As you can see, it features a lonely child locked up in her home, presumably limited to only learning reading, writing, arithmetic, and the Bible while other neighborhood children frolic about outside.

The only way this could even be a remotely accurate representation of “homeschooling” is if Neubecker were attempting to illustrate such tragic cases as that of the Turpin family. In our rebuttal, we outlined why this is not only a gross misrepresentation of the diverse array of homeschooling families, but it’s also factually inaccurate as children such as the Turpins suffered abuse while they were public-schooled with no change in outcome.

No, friends, this illustration does not accurately portray your average homeschooling family.
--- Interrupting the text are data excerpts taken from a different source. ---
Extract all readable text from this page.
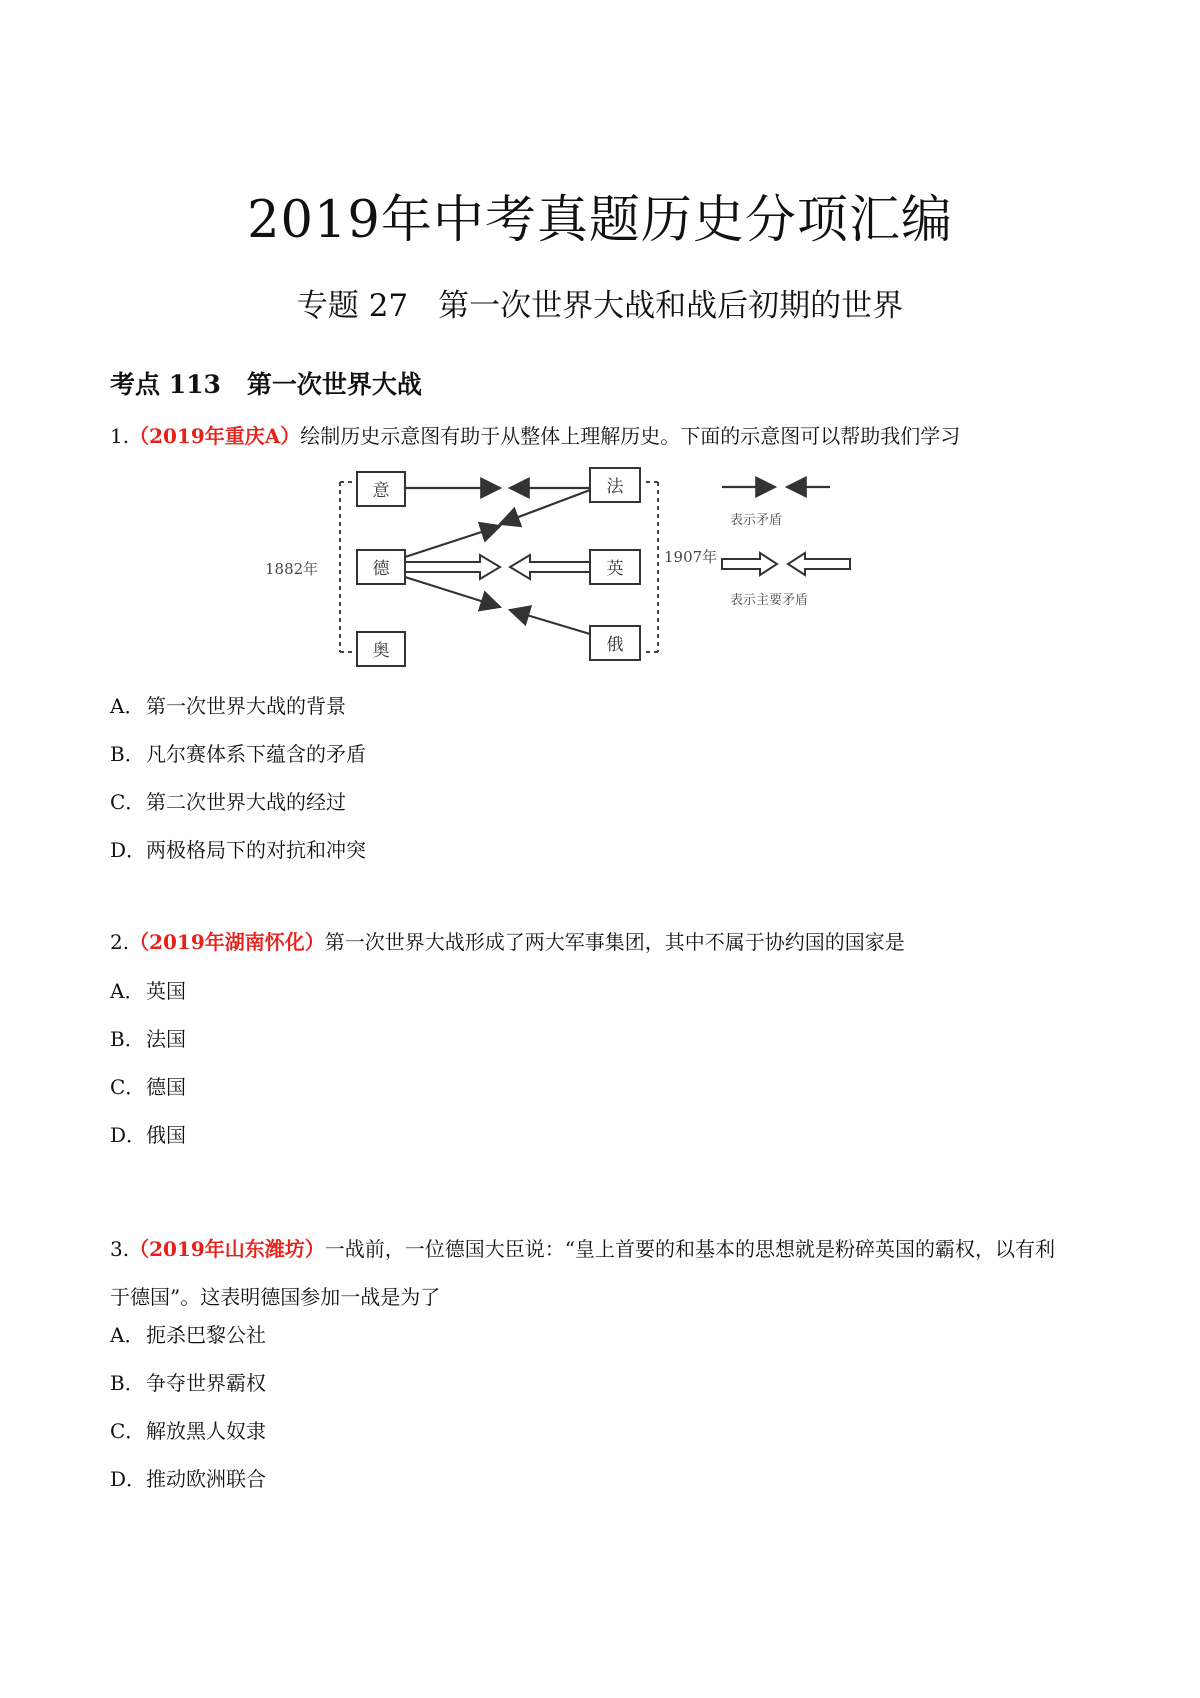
2019年中考真题历史分项汇编
专题 27 第一次世界大战和战后初期的世界
考点 113 第一次世界大战
1.（2019年重庆A）绘制历史示意图有助于从整体上理解历史。下面的示意图可以帮助我们学习
意
德
奥
法
英
俄
1882年
1907年
表示矛盾
表示主要矛盾
A．第一次世界大战的背景
B．凡尔赛体系下蕴含的矛盾
C．第二次世界大战的经过
D．两极格局下的对抗和冲突
2.（2019年湖南怀化）第一次世界大战形成了两大军事集团，其中不属于协约国的国家是
A．英国
B．法国
C．德国
D．俄国
3.（2019年山东潍坊）一战前，一位德国大臣说：“皇上首要的和基本的思想就是粉碎英国的霸权，以有利
于德国”。这表明德国参加一战是为了
A．扼杀巴黎公社
B．争夺世界霸权
C．解放黑人奴隶
D．推动欧洲联合
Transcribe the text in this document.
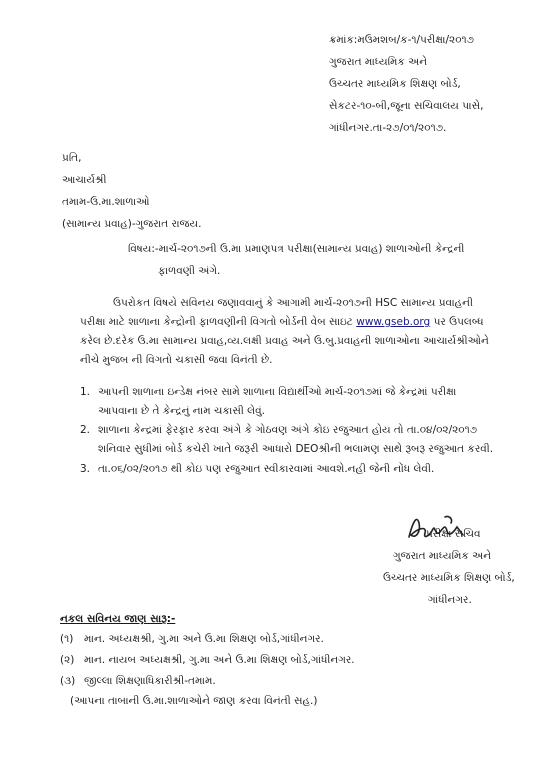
ક્રમાંક:મઉમશબ/ક-૧/પરીક્ષા/૨૦૧૭
ગુજરાત માધ્યમિક અને
ઉચ્ચતર માધ્યમિક શિક્ષણ બોર્ડ,
સેકટર-૧૦-બી,જૂના સચિવાલય પાસે,
ગાંધીનગર.તા-૨૭/૦૧/૨૦૧૭.
પ્રતિ,
આચાર્યશ્રી
તમામ-ઉ.મા.શાળાઓ
(સામાન્ય પ્રવાહ)-ગુજરાત રાજય.
વિષય:-માર્ચ-૨૦૧૭ની ઉ.મા પ્રમાણપત્ર પરીક્ષા(સામાન્ય પ્રવાહ) શાળાઓની કેન્દ્રની
ફાળવણી અંગે.
ઉપરોકત વિષયે સવિનય જણાવવાનું કે આગામી માર્ચ-૨૦૧૭ની HSC સામાન્ય પ્રવાહની
પરીક્ષા માટે શાળાના કેન્દ્રોની ફાળવણીની વિગતો બોર્ડની વેબ સાઇટ www.gseb.org પર ઉપલબ્ધ
કરેલ છે.દરેક ઉ.મા સામાન્ય પ્રવાહ,વ્ય.લક્ષી પ્રવાહ અને ઉ.બુ.પ્રવાહની શાળાઓના આચાર્યશ્રીઓને
નીચે મુજબ ની વિગતો ચકાસી જવા વિનંતી છે.
1. આપની શાળાના ઇન્ડેક્ષ નંબર સામે શાળાના વિદ્યાર્થીઓ માર્ચ-૨૦૧૭માં જે કેન્દ્રમાં પરીક્ષા
આપવાના છે તે કેન્દ્રનું નામ ચકાસી લેવું.
2. શાળાના કેન્દ્રમાં ફેરફાર કરવા અંગે કે ગોઠવણ અંગે કોઇ રજુઆત હોય તો તા.૦૪/૦૨/૨૦૧૭
શનિવાર સુધીમાં બોર્ડ કચેરી ખાતે જરૂરી આધારો DEOશ્રીની ભલામણ સાથે રૂબરૂ રજુઆત કરવી.
3. તા.૦૬/૦૨/૨૦૧૭ થી કોઇ પણ રજુઆત સ્વીકારવામાં આવશે.નહી જેની નોંધ લેવી.
પરીક્ષા સચિવ
ગુજરાત માધ્યમિક અને
ઉચ્ચતર માધ્યમિક શિક્ષણ બોર્ડ,
ગાંધીનગર.
નકલ સવિનય જાણ સારૂ:-
(૧) માન. અધ્યક્ષશ્રી, ગુ.મા અને ઉ.મા શિક્ષણ બોર્ડ,ગાંધીનગર.
(૨) માન. નાયબ અધ્યક્ષશ્રી, ગુ.મા અને ઉ.મા શિક્ષણ બોર્ડ,ગાંધીનગર.
(૩) જીલ્લા શિક્ષણાધિકારીશ્રી-તમામ.
(આપના તાબાની ઉ.મા.શાળાઓને જાણ કરવા વિનંતી સહ.)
It does not remotely resemble the child who is free to pursue his or her interests, learn science firsthand from examining pond life or visiting a working farm, or blissfully scan library shelves for the week’s mountain of new books to consume. It does not represent the child who attends co-op or a school group, karate (or music or dance or horseback riding or any of the plethora of other extracurricular) lessons, or volunteers alongside their friends and family at local food cupboards or soup kitchens.

If anything, one might argue, the child caged in a room all day, bound by an inflexible curriculum, could more accurately represent the average child struggling to sit still in their desk at a public school for upwards of six hours each day.

And, as quarantines and lockdowns continue amid the coronavirus pandemic, it could be said that public-schooled children have tragically been forced into these same restrictive circumstances even while they are technically receiving their education at home.